Le projet de terminal de conteneurs chiffré à 750 millions de dollars est en effet situé à l’intérieur des limites de l’habitat essentiel du chevalier cuivré, indique l’arrêté. Or la construction du quai, le dragage des fonds et l’augmentation du trafic maritime risquent de nuire à l’habitat unique du poisson, qui ne pourrait être recréé ailleurs, souligne le professeur Bernatchez.

Le port maintient le cap

Le projet a cependant reçu l’aval de l’Agence d’évaluation d’impact du Canada et le feu vert du ministre fédéral de l’Environnement, ces derniers mois.

De fait, la porte-parole du port, Mélanie Nadeau, indique que le processus en vue de construire un nouveau terminal à Contrecoeur «se poursuivra».

«Le Port de Montréal a l’intention de réaliser toutes les mesures de compensation pour les pertes d’habitats du chevalier cuivré. Et notre plan devra être approuvé par Pêches et Océans Canada, en vertu de la Loi sur les espèces en péril, comme le stipule l’arrêté ministériel», dit-elle.

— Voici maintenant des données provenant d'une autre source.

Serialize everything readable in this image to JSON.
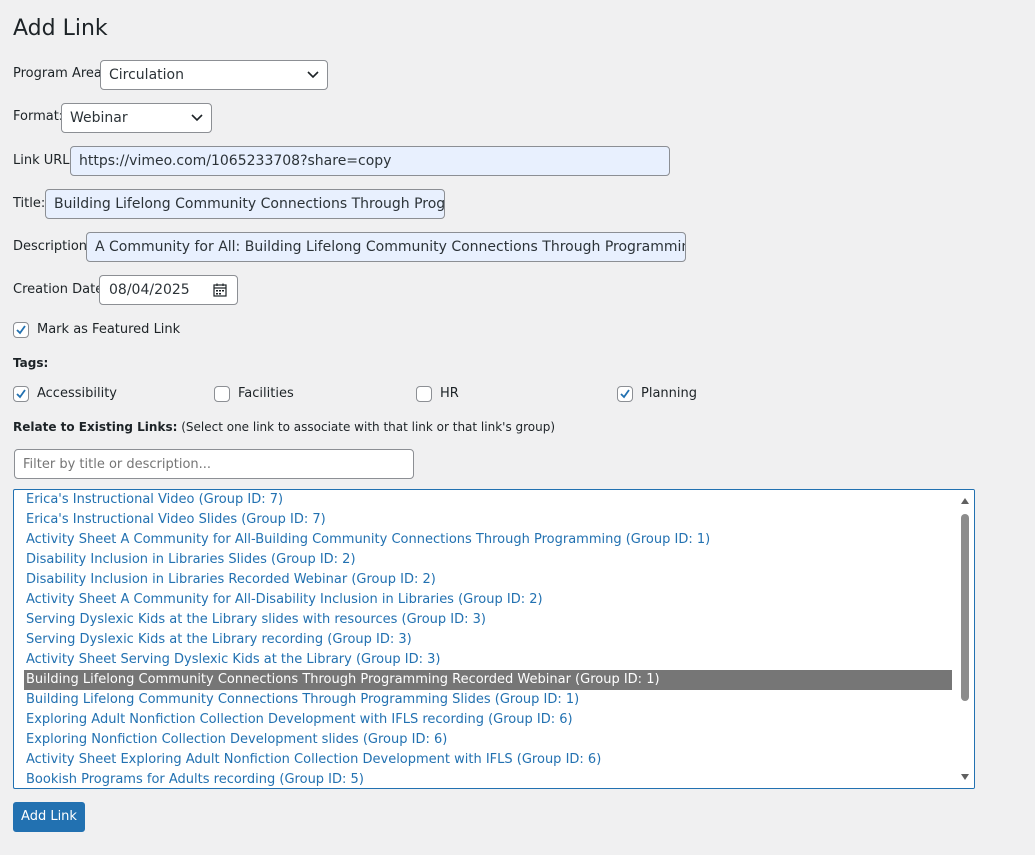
{
  "page_title": "Add Link",
  "form": {
    "program_area": {
      "label": "Program Area:",
      "value": "Circulation"
    },
    "format": {
      "label": "Format:",
      "value": "Webinar"
    },
    "link_url": {
      "label": "Link URL:",
      "value": "https://vimeo.com/1065233708?share=copy"
    },
    "title": {
      "label": "Title:",
      "value": "Building Lifelong Community Connections Through Programm"
    },
    "description": {
      "label": "Description:",
      "value": "A Community for All:  Building Lifelong Community Connections Through Programming with S"
    },
    "creation_date": {
      "label": "Creation Date:",
      "value": "08/04/2025"
    },
    "featured": {
      "label": "Mark as Featured Link",
      "checked": true
    },
    "tags_label": "Tags:",
    "tags": [
      {
        "label": "Accessibility",
        "checked": true
      },
      {
        "label": "Facilities",
        "checked": false
      },
      {
        "label": "HR",
        "checked": false
      },
      {
        "label": "Planning",
        "checked": true
      }
    ],
    "relate": {
      "label_bold": "Relate to Existing Links:",
      "label_hint": "(Select one link to associate with that link or that link's group)",
      "filter_placeholder": "Filter by title or description...",
      "options": [
        "Erica's Instructional Video (Group ID: 7)",
        "Erica's Instructional Video Slides (Group ID: 7)",
        "Activity Sheet A Community for All-Building Community Connections Through Programming (Group ID: 1)",
        "Disability Inclusion in Libraries Slides (Group ID: 2)",
        "Disability Inclusion in Libraries Recorded Webinar (Group ID: 2)",
        "Activity Sheet A Community for All-Disability Inclusion in Libraries (Group ID: 2)",
        "Serving Dyslexic Kids at the Library slides with resources (Group ID: 3)",
        "Serving Dyslexic Kids at the Library recording (Group ID: 3)",
        "Activity Sheet Serving Dyslexic Kids at the Library (Group ID: 3)",
        "Building Lifelong Community Connections Through Programming Recorded Webinar (Group ID: 1)",
        "Building Lifelong Community Connections Through Programming Slides (Group ID: 1)",
        "Exploring Adult Nonfiction Collection Development with IFLS recording (Group ID: 6)",
        "Exploring Nonfiction Collection Development slides (Group ID: 6)",
        "Activity Sheet Exploring Adult Nonfiction Collection Development with IFLS (Group ID: 6)",
        "Bookish Programs for Adults recording (Group ID: 5)"
      ],
      "selected_index": 9
    },
    "submit_label": "Add Link"
  },
  "colors": {
    "accent": "#2271b1",
    "selected_bg": "#767676",
    "autofill_bg": "#e8f0fe",
    "page_bg": "#f0f0f1"
  },
  "icons": {
    "select_arrow": "chevron-down-icon",
    "calendar": "calendar-icon",
    "checkbox": "checkmark-icon",
    "scroll_up": "triangle-up-icon",
    "scroll_down": "triangle-down-icon"
  }
}
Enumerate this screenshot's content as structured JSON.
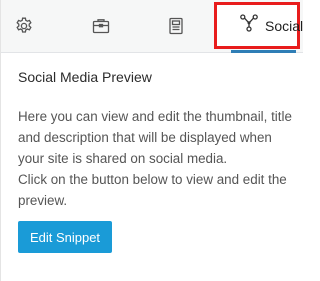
{
  "tabs": [
    {
      "icon": "gear-icon"
    },
    {
      "icon": "briefcase-icon"
    },
    {
      "icon": "document-icon"
    },
    {
      "icon": "share-nodes-icon",
      "label": "Social",
      "active": true
    }
  ],
  "panel": {
    "heading": "Social Media Preview",
    "description": "Here you can view and edit the thumbnail, title and description that will be displayed when your site is shared on social media.",
    "instruction": "Click on the button below to view and edit the preview.",
    "button_label": "Edit Snippet"
  },
  "colors": {
    "accent": "#1a9bd7",
    "highlight_border": "#e81c1c",
    "active_underline": "#2f7eb6"
  }
}
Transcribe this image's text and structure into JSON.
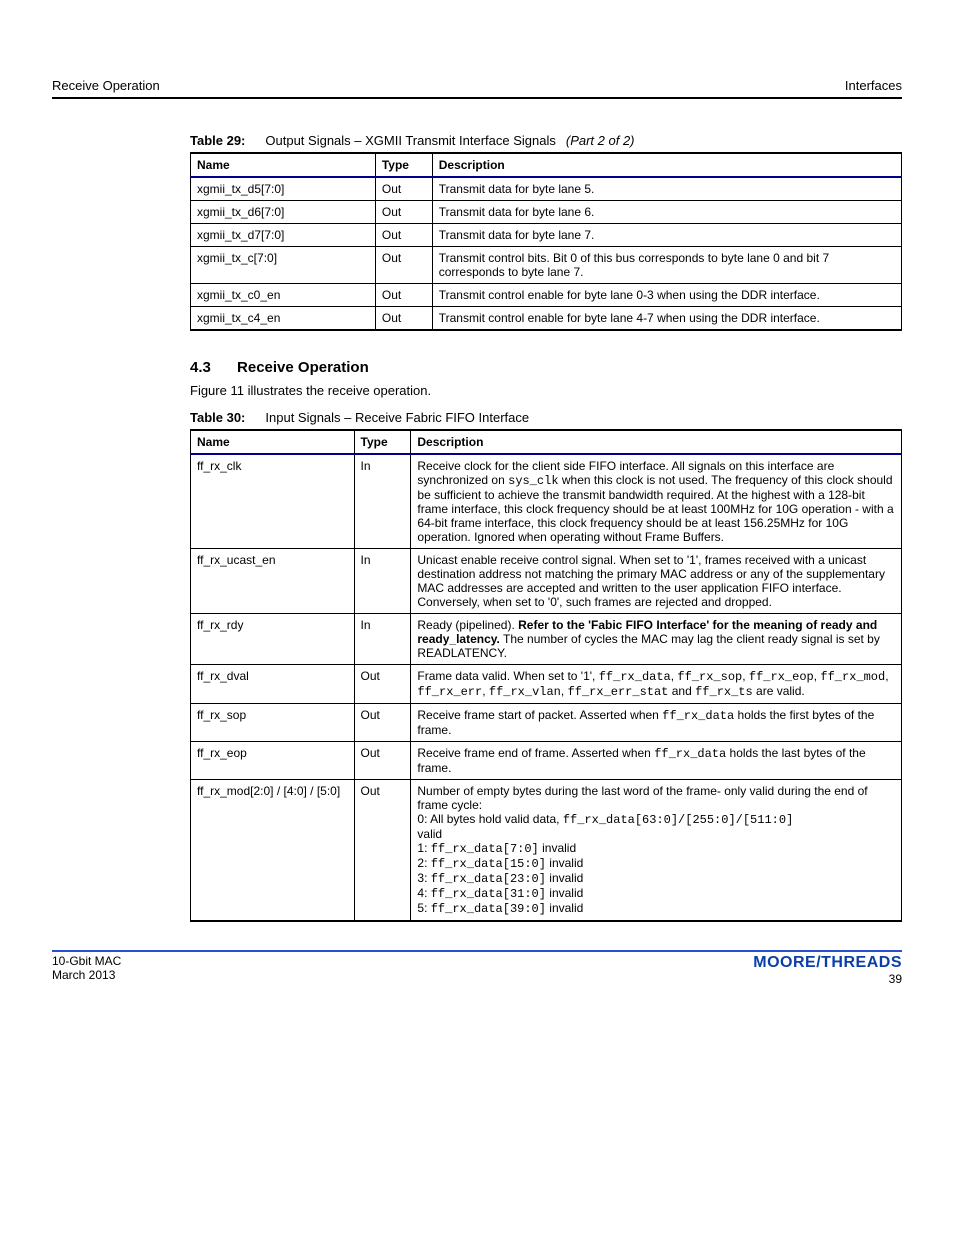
{
  "header": {
    "left": "Receive Operation",
    "right": "Interfaces"
  },
  "table29": {
    "label": "Table 29:",
    "title": "Output Signals – XGMII Transmit Interface Signals",
    "note": "(Part 2 of 2)",
    "cols": [
      "Name",
      "Type",
      "Description"
    ],
    "rows": [
      {
        "name": "xgmii_tx_d5[7:0]",
        "type": "Out",
        "desc": "Transmit data for byte lane 5."
      },
      {
        "name": "xgmii_tx_d6[7:0]",
        "type": "Out",
        "desc": "Transmit data for byte lane 6."
      },
      {
        "name": "xgmii_tx_d7[7:0]",
        "type": "Out",
        "desc": "Transmit data for byte lane 7."
      },
      {
        "name": "xgmii_tx_c[7:0]",
        "type": "Out",
        "desc": "Transmit control bits. Bit 0 of this bus corresponds to byte lane 0 and bit 7 corresponds to byte lane 7."
      },
      {
        "name": "xgmii_tx_c0_en",
        "type": "Out",
        "desc": "Transmit control enable for byte lane 0-3 when using the DDR interface."
      },
      {
        "name": "xgmii_tx_c4_en",
        "type": "Out",
        "desc": "Transmit control enable for byte lane 4-7 when using the DDR interface."
      }
    ]
  },
  "section": {
    "number": "4.3",
    "title": "Receive Operation",
    "para": "Figure 11 illustrates the receive operation."
  },
  "table30": {
    "label": "Table 30:",
    "title": "Input Signals – Receive Fabric FIFO Interface",
    "cols": [
      "Name",
      "Type",
      "Description"
    ],
    "rows": [
      {
        "name": "ff_rx_clk",
        "type": "In",
        "desc_parts": [
          "Receive clock for the client side FIFO interface. All signals on this interface are synchronized on ",
          {
            "mono": "sys_clk"
          },
          " when this clock is not used. The frequency of this clock should be sufficient to achieve the transmit bandwidth required. At the highest with a 128-bit frame interface, this clock frequency should be at least 100MHz for 10G operation - with a 64-bit frame interface, this clock frequency should be at least 156.25MHz for 10G operation. Ignored when operating without Frame Buffers."
        ]
      },
      {
        "name": "ff_rx_ucast_en",
        "type": "In",
        "desc": "Unicast enable receive control signal. When set to '1', frames received with a unicast destination address not matching the primary MAC address or any of the supplementary MAC addresses are accepted and written to the user application FIFO interface. Conversely, when set to '0', such frames are rejected and dropped."
      },
      {
        "name": "ff_rx_rdy",
        "type": "In",
        "desc_parts": [
          "Ready (pipelined). ",
          {
            "bold": "Refer to the 'Fabic FIFO Interface' for the meaning of ready and ready_latency."
          },
          " The number of cycles the MAC may lag the client ready signal is set by READLATENCY."
        ]
      },
      {
        "name": "ff_rx_dval",
        "type": "Out",
        "desc_parts": [
          "Frame data valid. When set to '1', ",
          {
            "mono": "ff_rx_data"
          },
          ", ",
          {
            "mono": "ff_rx_sop"
          },
          ", ",
          {
            "mono": "ff_rx_eop"
          },
          ", ",
          {
            "mono": "ff_rx_mod"
          },
          ", ",
          {
            "mono": "ff_rx_err"
          },
          ", ",
          {
            "mono": "ff_rx_vlan"
          },
          ", ",
          {
            "mono": "ff_rx_err_stat"
          },
          " and ",
          {
            "mono": "ff_rx_ts"
          },
          " are valid."
        ]
      },
      {
        "name": "ff_rx_sop",
        "type": "Out",
        "desc_parts": [
          "Receive frame start of packet. Asserted when ",
          {
            "mono": "ff_rx_data"
          },
          " holds the first bytes of the frame."
        ]
      },
      {
        "name": "ff_rx_eop",
        "type": "Out",
        "desc_parts": [
          "Receive frame end of frame. Asserted when ",
          {
            "mono": "ff_rx_data"
          },
          " holds the last bytes of the frame."
        ]
      },
      {
        "name": "ff_rx_mod[2:0] / [4:0] / [5:0]",
        "type": "Out",
        "lines": [
          "Number of empty bytes during the last word of the frame- only valid during the end of frame cycle:",
          {
            "pair": [
              "0: All bytes hold valid data, ",
              "ff_rx_data[63:0]/[255:0]/[511:0]"
            ]
          },
          "valid",
          {
            "pair": [
              "1: ",
              "ff_rx_data[7:0]",
              " invalid"
            ]
          },
          {
            "pair": [
              "2: ",
              "ff_rx_data[15:0]",
              " invalid"
            ]
          },
          {
            "pair": [
              "3: ",
              "ff_rx_data[23:0]",
              " invalid"
            ]
          },
          {
            "pair": [
              "4: ",
              "ff_rx_data[31:0]",
              " invalid"
            ]
          },
          {
            "pair": [
              "5: ",
              "ff_rx_data[39:0]",
              " invalid"
            ]
          }
        ]
      }
    ]
  },
  "footer": {
    "left_line1": "10-Gbit MAC",
    "left_line2": "March 2013",
    "brand": "MOORE/THREADS",
    "page": "39"
  }
}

M.Bernatchez estime que le gouvernement pourrait encore nager à contre-courant du chevalier cuivré en émettant malgré tout un permis de construire pour le port, car «les enjeux économiques sont très importants». Il s’exposerait cependant à un autre combat juridique, souligne l’expert.

Au bord du gouffre

La SNAP et le Centre québécois du droit de l’environnement ont déposé en janvier une poursuite judiciaire en Cour fédérale pour forcer Ottawa à protéger l’habitat essentiel du poisson. Celui-ci a été placé sur la liste des espèces en péril dès 2007, mais rien n’a été fait depuis pour protéger son aire de vie, donc pour empêcher sa disparition. 

«Le gouvernement canadien aura accumulé un retard de 101 mois sur les délais prescrits par la loi, un retard effarant pour une espèce au bord du gouffre», s’inquiète M. Branchaud.

«Tous les voyants sont au rouge pour la seule et unique population mondiale de chevaliers cuivrés, nous n’avons tout simplement plus le droit à l’erreur pour cette espèce», prévient-il.

Selon les estimations, on compterait seulement quelques milliers de chevaliers cuivrés, tout au plus.

Une icône québécoise

Ce poisson qui nage dans nos eaux depuis un million d’années est le seul ayant une aire de répartition exclusive au Québec.

«C’est une espèce iconique du Québec, au même titre que le béluga et le caribou», souligne M. Bernatchez.

C’est un poisson migrateur qui se reproduit dans le Haut-Richelieu, puis va se nourrir dans les herbiers du Saint-Laurent, tout juste en aval de Contrecœur.

Son aire d’alimentation est extrêmement restreinte et son régime alimentaire est lui aussi très particulier: il mange presque uniquement (90%) de petits mollusques, comme des escargots.